American Bureau of Shipping’s (ABS) president and CEO, Christopher J. Wiernicki, highlighted the importance of the shipping industry’s part in the global clean energy transition in a series of appearances at the energy industry conference CERAWeek.
hristopher J. Wiernicki, told the annual gathering of ministers and CEOs from global energy and utilities, as well as automotive, manufacturing, policy and financial communities, that shipping was the vehicle for the transition, discussing the hydrogen value chain and evaluating alternative fuels as well as industry decarbonization challenges. He also emphasized that governments must make investments to provide scalability of options and enable commercial first movers.
The decarbonization of shipping is complex with unique challenges to navigate, let alone predict. It is a multi-dimensional lifecycle hybrid solution with numerous boundary conditions impacted by technology and infrastructure readiness timelines.

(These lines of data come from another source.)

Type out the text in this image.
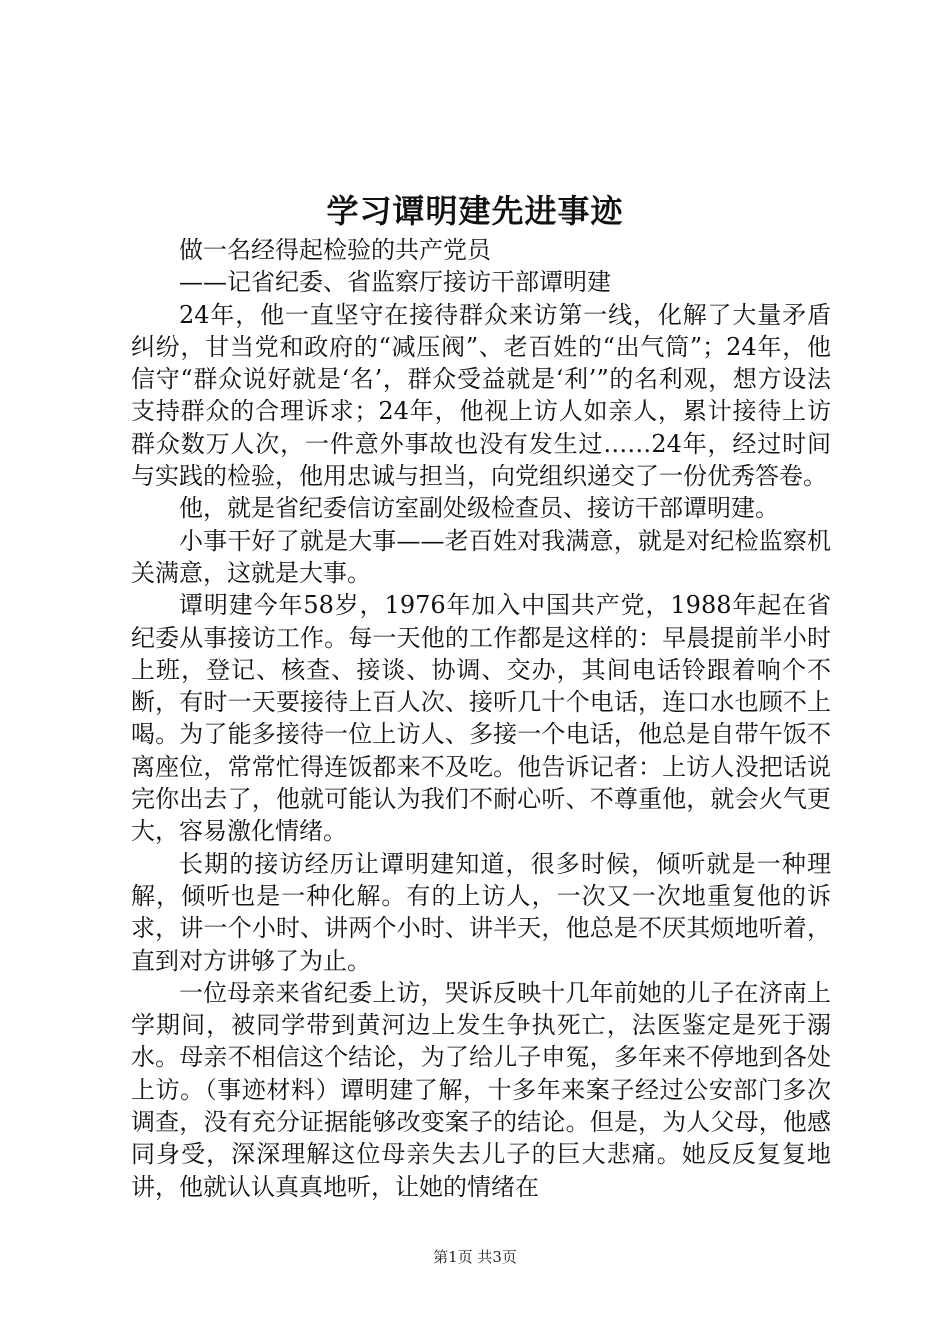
学习谭明建先进事迹

做一名经得起检验的共产党员

——记省纪委、省监察厅接访干部谭明建

24年，他一直坚守在接待群众来访第一线，化解了大量矛盾纠纷，甘当党和政府的“减压阀”、老百姓的“出气筒”；24年，他信守“群众说好就是‘名’，群众受益就是‘利’”的名利观，想方设法支持群众的合理诉求；24年，他视上访人如亲人，累计接待上访群众数万人次，一件意外事故也没有发生过……24年，经过时间与实践的检验，他用忠诚与担当，向党组织递交了一份优秀答卷。

他，就是省纪委信访室副处级检查员、接访干部谭明建。

小事干好了就是大事——老百姓对我满意，就是对纪检监察机关满意，这就是大事。

谭明建今年58岁，1976年加入中国共产党，1988年起在省纪委从事接访工作。每一天他的工作都是这样的：早晨提前半小时上班，登记、核查、接谈、协调、交办，其间电话铃跟着响个不断，有时一天要接待上百人次、接听几十个电话，连口水也顾不上喝。为了能多接待一位上访人、多接一个电话，他总是自带午饭不离座位，常常忙得连饭都来不及吃。他告诉记者：上访人没把话说完你出去了，他就可能认为我们不耐心听、不尊重他，就会火气更大，容易激化情绪。

长期的接访经历让谭明建知道，很多时候，倾听就是一种理解，倾听也是一种化解。有的上访人，一次又一次地重复他的诉求，讲一个小时、讲两个小时、讲半天，他总是不厌其烦地听着，直到对方讲够了为止。

一位母亲来省纪委上访，哭诉反映十几年前她的儿子在济南上学期间，被同学带到黄河边上发生争执死亡，法医鉴定是死于溺水。母亲不相信这个结论，为了给儿子申冤，多年来不停地到各处上访。（事迹材料）谭明建了解，十多年来案子经过公安部门多次调查，没有充分证据能够改变案子的结论。但是，为人父母，他感同身受，深深理解这位母亲失去儿子的巨大悲痛。她反反复复地讲，他就认认真真地听，让她的情绪在

第1页 共3页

The CEO then went on to point out that the shipping industry plays a dual part in decarbonization:
- Decarbonization of the industry’s own means
- The industry’s part in decarbonizing other areas of business by carrying the hydrogen molecule either as ammonia or other hydrogen carriers and shipping that will be carrying liquified CO2
As stated by the CEO, the main challenge in terms of realizing ambitious net zero commitments is the sheer gradient of the curve ahead. The pace of the development of hydrogen and carbon value chains is going to be key to managing that curve.
The shipping sector must first assess the figures supporting efforts to achieve net zero carbon emissions by 2050 in order to comprehend the scope of the issue. Ten times more renewable energy is needed to produce the 70% zero-carbon e-fuels than is now produced. Fuel that is 30% carbon-neutral will require 100 times more carbon capture than what we currently have.